3. The leader and the team have never discussed their differences in style
This is huge. While default styles may be different in people, the real bonfires start when they clash. It is important for a leader to discuss with a team how their natural styles of creating and functioning in different ratios of connectedness vs. separateness might be bumping up against one another. Then the task is to stop the moralizing and finger-pointing, realize that they have different preferences, and find a way of working together that does two things: satisfies each of their needs to work effectively, and meets the needs of the business. Each has to give up some natural preferences, and each has to bow to the real need of the business or mission in terms of getting together, trading information, and letting go of what is not theirs to worry about. When they do that, morale goes up, relationships are restored, and things move forward. Allow enough independence, and get together enough to stay connected.

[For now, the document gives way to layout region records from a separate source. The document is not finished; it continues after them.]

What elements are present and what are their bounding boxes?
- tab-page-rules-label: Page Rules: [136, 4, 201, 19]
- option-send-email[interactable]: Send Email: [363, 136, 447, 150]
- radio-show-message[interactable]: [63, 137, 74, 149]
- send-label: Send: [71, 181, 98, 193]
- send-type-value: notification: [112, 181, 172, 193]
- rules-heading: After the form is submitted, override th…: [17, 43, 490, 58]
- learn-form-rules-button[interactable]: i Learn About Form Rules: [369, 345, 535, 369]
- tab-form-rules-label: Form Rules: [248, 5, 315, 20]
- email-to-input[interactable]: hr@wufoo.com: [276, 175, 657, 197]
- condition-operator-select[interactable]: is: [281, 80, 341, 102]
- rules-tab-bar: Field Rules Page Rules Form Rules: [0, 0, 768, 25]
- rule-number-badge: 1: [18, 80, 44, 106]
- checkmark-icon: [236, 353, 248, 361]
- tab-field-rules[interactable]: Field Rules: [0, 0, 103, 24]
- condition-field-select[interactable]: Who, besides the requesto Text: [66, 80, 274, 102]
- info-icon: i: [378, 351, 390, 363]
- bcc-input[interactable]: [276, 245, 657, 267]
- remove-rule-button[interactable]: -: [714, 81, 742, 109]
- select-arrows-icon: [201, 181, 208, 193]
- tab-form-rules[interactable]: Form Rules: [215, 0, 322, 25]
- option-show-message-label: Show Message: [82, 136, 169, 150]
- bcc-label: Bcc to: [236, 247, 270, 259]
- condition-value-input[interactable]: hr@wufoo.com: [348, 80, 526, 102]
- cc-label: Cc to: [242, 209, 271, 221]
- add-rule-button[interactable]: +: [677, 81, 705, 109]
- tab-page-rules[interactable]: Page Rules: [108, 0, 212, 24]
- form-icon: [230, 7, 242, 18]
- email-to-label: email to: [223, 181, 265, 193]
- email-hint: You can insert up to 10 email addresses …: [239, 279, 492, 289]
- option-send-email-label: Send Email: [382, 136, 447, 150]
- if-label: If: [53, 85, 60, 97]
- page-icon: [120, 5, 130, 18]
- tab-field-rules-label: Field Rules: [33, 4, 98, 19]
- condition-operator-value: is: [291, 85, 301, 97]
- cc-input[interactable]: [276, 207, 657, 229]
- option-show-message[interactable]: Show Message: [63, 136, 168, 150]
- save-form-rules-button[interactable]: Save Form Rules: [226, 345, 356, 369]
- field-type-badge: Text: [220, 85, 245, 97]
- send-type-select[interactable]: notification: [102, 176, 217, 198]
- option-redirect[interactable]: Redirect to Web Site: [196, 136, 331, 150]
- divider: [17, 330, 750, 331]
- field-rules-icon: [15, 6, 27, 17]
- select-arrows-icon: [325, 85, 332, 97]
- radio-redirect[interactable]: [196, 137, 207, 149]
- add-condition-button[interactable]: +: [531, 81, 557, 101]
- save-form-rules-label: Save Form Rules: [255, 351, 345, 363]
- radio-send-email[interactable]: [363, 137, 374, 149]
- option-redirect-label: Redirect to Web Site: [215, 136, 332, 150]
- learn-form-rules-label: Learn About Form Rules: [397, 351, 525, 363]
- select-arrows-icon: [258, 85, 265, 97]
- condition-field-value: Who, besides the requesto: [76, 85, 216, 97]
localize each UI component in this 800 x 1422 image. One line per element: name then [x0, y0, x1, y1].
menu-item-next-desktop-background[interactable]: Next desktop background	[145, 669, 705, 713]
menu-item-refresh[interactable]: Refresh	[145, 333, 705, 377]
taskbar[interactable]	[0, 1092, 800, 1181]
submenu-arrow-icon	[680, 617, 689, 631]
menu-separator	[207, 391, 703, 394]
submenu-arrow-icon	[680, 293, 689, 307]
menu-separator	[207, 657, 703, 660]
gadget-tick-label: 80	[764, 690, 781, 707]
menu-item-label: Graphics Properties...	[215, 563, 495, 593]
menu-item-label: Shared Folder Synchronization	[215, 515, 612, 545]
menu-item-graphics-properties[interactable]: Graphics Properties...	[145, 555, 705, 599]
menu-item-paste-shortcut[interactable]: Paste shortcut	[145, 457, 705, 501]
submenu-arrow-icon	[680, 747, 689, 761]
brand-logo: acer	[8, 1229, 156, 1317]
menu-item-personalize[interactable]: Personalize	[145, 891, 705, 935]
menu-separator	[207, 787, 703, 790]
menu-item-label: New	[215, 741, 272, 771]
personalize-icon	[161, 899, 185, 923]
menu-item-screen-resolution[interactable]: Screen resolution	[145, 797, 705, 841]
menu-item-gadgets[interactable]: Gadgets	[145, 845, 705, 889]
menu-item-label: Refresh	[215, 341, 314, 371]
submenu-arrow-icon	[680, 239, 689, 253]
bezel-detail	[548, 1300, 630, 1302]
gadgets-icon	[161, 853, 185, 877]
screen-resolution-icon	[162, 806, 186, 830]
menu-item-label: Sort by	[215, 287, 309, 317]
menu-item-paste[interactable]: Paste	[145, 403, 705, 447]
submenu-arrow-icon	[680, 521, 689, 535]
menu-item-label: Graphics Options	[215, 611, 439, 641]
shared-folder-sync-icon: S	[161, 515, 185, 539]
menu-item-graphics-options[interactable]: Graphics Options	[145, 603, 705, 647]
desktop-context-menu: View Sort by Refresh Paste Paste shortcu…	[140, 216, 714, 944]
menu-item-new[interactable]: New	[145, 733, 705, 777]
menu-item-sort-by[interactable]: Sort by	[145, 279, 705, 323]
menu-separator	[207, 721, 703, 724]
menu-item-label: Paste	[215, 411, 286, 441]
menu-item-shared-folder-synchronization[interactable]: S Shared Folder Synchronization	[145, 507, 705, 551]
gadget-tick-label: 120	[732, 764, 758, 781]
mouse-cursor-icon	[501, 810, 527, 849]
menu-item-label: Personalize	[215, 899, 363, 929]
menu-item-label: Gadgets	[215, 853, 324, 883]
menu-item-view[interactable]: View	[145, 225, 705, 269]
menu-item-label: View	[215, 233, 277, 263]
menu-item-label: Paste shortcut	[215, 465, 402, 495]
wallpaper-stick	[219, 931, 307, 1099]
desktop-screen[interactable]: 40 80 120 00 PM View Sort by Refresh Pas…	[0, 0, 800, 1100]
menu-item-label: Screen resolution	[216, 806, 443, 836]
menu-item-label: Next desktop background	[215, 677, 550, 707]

4. The leader does not think of these kinds of things about himself or herself
Let's face it - leaders have a long list of things to do, and self-reflection may not seem to be the most urgent . However, it can be the most vital, as a leader's style can drive people away, or cause a mission to fail. Too many times, leaders do not observe themselves until something is about to blow up. As Proverbs 13:18 says, "He who ignores discipline comes to poverty and shame, but whoever heeds correction is honored." When we self-correct, or are corrected by others, it is time for examination. The best leaders don't just take time to reflect on their leadership; they also seek out coaches or mentors to help them in that process. Make sure that you do both, and in that time of reflection, look at your style of space vs. togetherness. Make sure that it is balanced enough to meet the needs of your mission, and that it is also a good fit with your people.
Remember - no one taught you this in business school. These are personal, character issues that you learned in life, especially in your formative years. Just like all other aspects of character, though, these end up being the things that produce the real fruit of your efforts. Who you are determines results. Be sure that you are balanced enough in this area of your makeup to get the results you desire, create a team with happy people, and give your organization everything it needs from you. God Bless!